- YOMIURI EDITORIAL
Pay attention to facts on the ground in drawing up coronavirus measures
12:47 JST, July 16, 2021
Urging people to take measures that have been devised through deskbound discussions without paying attention to the actual situation on the ground will not secure public cooperation. The government must listen to the voices of relevant parties and take effective measures to prevent the spread of novel coronavirus infections.
There has been confusion regarding the government’s coronavirus measures. The government issued a notice to liquor distributors asking them to suspend trade with eating and drinking establishments that ignore requests to stop serving alcohol, but it was forced to withdraw the notice due to opposition from relevant industries.
Although dining with alcoholic drinks is seen to be one factor behind the spread of infections, it was an excessive move to ask the wholesalers to suspend business without any legal grounds. Not only is the move’s effectiveness unclear, but such a request would further drive business operators into a corner when they are already suffering from a decline in sales. It is understandable that the notice was rescinded.
Yasutoshi Nishimura, minister in charge of economic revitalization, announced a similar plan to ask financial institutions to pressure restaurants and bars to follow the government request to prevent the spread of infections. However, the minister took back his words the next day.
Pressure from financial institutions that provide financing to businesses can amount to abuse of a dominant bargaining position, a violation of the Antimonopoly Law. Such an authoritarian approach is extremely inappropriate and unacceptable.
During deliberations of the House of Representatives Cabinet Committee held while the Diet is out of session, Masato Imai, a lawmaker of the opposition Constitutional Democratic Party of Japan, said that the government had a heavy responsibility and called for Nishimura to resign.
Nishimura apologized for causing confusion among business operators, but refused to resign, saying, “I would like to fulfill my responsibility by doing the best I can to prevent the spread of infections.”
The question remains whether Nishimura had coordinated with relevant Cabinet ministers in making the decision. Prime Minister Yoshihide Suga said that he “did not know the specific details.” It is irresponsible for Finance Minister Taro Aso and Economy, Trade and Industry Minister Hiroshi Kajiyama to criticize Nishimura only later. Their stance, which seems to be putting all the blame on Nishimura, is questionable.
If the government’s coronavirus measures are called into question, its requests to the public to take infection prevention measures will have little effect. The government should sincerely reflect on its actions and strive to regain public trust.
The opposition parties also brought up the issue of vaccine shortages at local governments, which have forced many municipalities to stop accepting vaccination reservations.

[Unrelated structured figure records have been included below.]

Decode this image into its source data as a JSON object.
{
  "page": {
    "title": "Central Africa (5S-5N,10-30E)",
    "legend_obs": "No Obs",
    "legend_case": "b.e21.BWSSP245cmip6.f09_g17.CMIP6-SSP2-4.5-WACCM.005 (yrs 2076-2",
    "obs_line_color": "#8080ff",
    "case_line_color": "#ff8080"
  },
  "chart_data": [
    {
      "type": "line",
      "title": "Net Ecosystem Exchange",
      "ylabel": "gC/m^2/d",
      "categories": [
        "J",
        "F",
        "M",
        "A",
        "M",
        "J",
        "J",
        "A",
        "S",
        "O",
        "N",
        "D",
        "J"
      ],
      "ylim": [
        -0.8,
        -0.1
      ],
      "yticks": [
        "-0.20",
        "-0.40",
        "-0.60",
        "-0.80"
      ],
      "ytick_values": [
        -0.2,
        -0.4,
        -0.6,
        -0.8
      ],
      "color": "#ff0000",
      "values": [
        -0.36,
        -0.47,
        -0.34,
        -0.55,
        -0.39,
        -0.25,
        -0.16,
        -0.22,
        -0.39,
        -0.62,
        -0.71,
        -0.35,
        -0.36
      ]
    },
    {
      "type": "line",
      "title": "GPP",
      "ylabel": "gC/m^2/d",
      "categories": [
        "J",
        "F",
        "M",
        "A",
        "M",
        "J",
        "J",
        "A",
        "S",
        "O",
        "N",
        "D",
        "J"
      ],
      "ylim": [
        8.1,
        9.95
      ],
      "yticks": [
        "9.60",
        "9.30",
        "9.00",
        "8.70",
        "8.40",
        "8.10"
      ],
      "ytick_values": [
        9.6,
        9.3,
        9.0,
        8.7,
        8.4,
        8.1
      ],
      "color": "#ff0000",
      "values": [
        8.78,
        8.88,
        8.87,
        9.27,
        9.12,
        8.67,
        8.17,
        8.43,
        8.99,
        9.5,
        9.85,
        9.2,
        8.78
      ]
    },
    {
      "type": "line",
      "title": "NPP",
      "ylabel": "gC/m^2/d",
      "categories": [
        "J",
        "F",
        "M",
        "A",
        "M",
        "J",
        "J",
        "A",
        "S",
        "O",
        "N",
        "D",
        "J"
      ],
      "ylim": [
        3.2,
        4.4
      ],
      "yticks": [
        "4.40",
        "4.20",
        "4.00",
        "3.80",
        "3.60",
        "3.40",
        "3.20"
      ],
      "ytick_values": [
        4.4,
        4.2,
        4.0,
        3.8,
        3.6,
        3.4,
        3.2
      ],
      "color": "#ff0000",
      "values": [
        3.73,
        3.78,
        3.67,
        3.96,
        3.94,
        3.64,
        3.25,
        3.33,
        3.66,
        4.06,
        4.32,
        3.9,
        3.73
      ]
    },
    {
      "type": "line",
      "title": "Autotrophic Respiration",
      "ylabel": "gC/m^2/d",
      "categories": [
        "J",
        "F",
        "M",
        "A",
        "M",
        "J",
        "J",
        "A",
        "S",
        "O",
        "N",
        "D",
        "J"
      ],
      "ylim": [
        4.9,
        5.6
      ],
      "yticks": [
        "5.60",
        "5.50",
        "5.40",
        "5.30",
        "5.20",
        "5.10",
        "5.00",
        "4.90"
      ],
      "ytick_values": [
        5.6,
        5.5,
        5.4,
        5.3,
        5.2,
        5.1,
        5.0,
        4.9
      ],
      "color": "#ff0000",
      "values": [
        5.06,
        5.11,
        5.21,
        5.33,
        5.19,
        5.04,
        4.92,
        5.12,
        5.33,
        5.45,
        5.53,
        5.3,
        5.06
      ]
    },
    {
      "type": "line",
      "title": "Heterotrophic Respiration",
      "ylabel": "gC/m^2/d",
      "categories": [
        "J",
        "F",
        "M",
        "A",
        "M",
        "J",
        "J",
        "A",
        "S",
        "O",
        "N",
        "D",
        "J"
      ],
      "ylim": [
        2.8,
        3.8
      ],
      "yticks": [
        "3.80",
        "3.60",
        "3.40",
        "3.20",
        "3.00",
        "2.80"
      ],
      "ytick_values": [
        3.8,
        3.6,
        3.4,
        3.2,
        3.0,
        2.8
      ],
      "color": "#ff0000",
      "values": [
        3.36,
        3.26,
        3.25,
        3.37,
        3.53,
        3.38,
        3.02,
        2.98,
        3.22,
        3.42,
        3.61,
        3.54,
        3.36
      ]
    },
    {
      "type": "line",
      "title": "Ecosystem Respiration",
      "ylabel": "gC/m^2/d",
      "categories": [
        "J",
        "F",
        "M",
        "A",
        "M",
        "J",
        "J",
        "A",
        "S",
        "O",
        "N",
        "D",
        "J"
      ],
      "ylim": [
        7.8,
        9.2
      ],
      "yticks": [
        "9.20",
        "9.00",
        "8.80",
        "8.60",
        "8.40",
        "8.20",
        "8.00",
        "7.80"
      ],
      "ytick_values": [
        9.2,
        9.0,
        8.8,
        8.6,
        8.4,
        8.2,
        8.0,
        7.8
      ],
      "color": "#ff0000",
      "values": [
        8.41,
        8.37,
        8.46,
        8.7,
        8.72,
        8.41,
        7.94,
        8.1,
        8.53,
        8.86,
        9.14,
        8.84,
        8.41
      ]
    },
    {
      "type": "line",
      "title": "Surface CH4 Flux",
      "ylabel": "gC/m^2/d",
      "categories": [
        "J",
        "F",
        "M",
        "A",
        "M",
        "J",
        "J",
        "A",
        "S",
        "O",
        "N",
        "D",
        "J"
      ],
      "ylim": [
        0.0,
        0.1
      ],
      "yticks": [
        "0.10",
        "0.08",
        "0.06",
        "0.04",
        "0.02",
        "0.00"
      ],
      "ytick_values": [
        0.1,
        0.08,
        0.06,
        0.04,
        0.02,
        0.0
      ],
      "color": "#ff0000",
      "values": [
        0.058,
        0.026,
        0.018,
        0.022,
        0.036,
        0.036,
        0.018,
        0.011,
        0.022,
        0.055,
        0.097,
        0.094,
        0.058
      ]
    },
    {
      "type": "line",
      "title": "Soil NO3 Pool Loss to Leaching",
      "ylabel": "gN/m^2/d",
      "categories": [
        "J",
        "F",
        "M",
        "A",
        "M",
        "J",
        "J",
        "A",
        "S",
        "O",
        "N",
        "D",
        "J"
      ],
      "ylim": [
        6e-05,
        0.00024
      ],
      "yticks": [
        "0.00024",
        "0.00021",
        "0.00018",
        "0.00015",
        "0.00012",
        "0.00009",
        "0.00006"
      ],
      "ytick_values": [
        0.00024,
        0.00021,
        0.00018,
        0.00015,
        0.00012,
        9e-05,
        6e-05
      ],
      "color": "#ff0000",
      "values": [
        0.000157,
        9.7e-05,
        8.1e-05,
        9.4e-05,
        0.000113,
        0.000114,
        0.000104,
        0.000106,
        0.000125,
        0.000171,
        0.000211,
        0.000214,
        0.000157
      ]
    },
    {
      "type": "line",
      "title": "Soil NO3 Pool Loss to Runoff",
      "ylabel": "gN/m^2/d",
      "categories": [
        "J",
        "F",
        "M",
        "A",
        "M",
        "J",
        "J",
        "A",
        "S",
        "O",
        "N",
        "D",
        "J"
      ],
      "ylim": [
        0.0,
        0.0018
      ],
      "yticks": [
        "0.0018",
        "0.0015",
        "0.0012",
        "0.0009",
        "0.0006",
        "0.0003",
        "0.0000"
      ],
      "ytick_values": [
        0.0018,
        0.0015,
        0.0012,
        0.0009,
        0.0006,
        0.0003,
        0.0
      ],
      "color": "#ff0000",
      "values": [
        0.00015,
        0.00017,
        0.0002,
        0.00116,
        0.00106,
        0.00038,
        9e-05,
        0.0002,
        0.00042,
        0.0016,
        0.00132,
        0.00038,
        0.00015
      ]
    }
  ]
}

Taro Kono, minister in charge of administrative reform and also the vaccine rollout, apologized and said, “We should have presented a detailed supply plan at an earlier stage.”
The confusion was exacerbated by the government’s failure to present a clear outlook for a vaccine supply while at the same time it urged municipalities to expand their vaccination programs. The central government needs to share information with local governments and promote the vaccination rollout more smoothly.
Infection cases are on an increasing trend in Tokyo, Osaka and other areas. The ruling and opposition parties should make active use of deliberations held while the Diet is out of session, along with other means, to draw up effective coronavirus measures, instead of using them only to hold Cabinet ministers accountable for their blunders.
— The original Japanese article appeared in The Yomiuri Shimbun on July 16, 2021.